Maja Salamon, top modelka z Radlina
Maja Salamon, top modelka z Radlina

Maję Salamon można zobaczyć na pokazach światowych domów mody, w telewizyjnej reklamie i prestiżowym kalendarzu biżuterii Yes na 2015 rok (polski odpowiednik kalendarza Pirelli), a także na okładkach znanych pism.
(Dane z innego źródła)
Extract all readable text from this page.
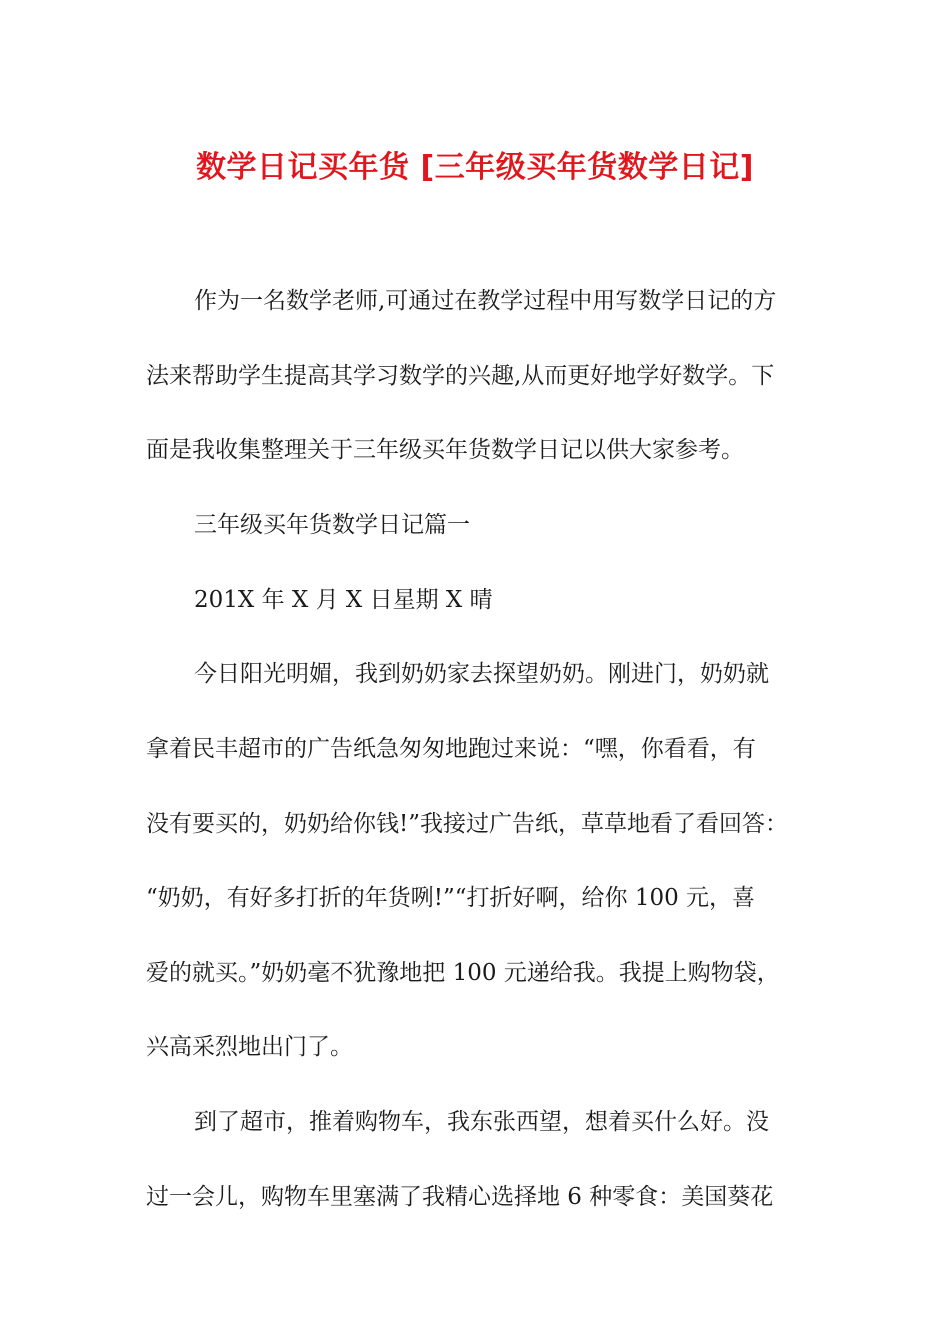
数学日记买年货 [三年级买年货数学日记]
作为一名数学老师,可通过在教学过程中用写数学日记的方
法来帮助学生提高其学习数学的兴趣,从而更好地学好数学。下
面是我收集整理关于三年级买年货数学日记以供大家参考。
三年级买年货数学日记篇一
201X 年 X 月 X 日星期 X 晴
今日阳光明媚，我到奶奶家去探望奶奶。刚进门，奶奶就
拿着民丰超市的广告纸急匆匆地跑过来说：“嘿，你看看，有
没有要买的，奶奶给你钱!”我接过广告纸，草草地看了看回答：
“奶奶，有好多打折的年货咧!”“打折好啊，给你 100 元，喜
爱的就买。”奶奶毫不犹豫地把 100 元递给我。我提上购物袋，
兴高采烈地出门了。
到了超市，推着购物车，我东张西望，想着买什么好。没
过一会儿，购物车里塞满了我精心选择地 6 种零食：美国葵花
W ubiegłym roku Maja została okrzyknięta top modelką i nową miłością projektantów. Wiotka blondynka z jasnymi jak len włosami i porcelanową cerą prezentuje najnowsze kreacje w Londynie, Paryżu, Nowym Jorku czy Mediolanie. Karierę zaczęła kilka lat temu, jako nastolatka. Co ciekawe, wcale nie chciała być modelką. A za swój największy życiowy sukces uważa... zdanie na 98 procent matury rozszerzonej z matematyki.

 


– Praktycznie wszystko się zaczęło wtedy, kiedy mama wygrała wycieczkę do Paryża. Tak się złożyło, że podróż spędziła z byłą modelką, która opowiedziała jej o tym zawodzie. Kiedy wróciła, wspomniała, abym wysłała swoje zdjęcia do agencji. Zachęcał mnie do tego też mój chłopak. Na pierwszą sesję pojechałam w marcu cztery lata temu, miałam wtedy 17 lat – wspomina Maja Salamon. Przyznaje, że nie było jej łatwo pogodzić karierę modelki z nauką, tym bardziej że wybrała trudny profil matematyczno-fizyczny, dwujęzyczny. Obecnie jest absolwentką (z pewnością jedną z najbardziej znanych) II Liceum Ogólnokształcącego im. ks. prof. Józefa Tischnera w Wodzisławiu.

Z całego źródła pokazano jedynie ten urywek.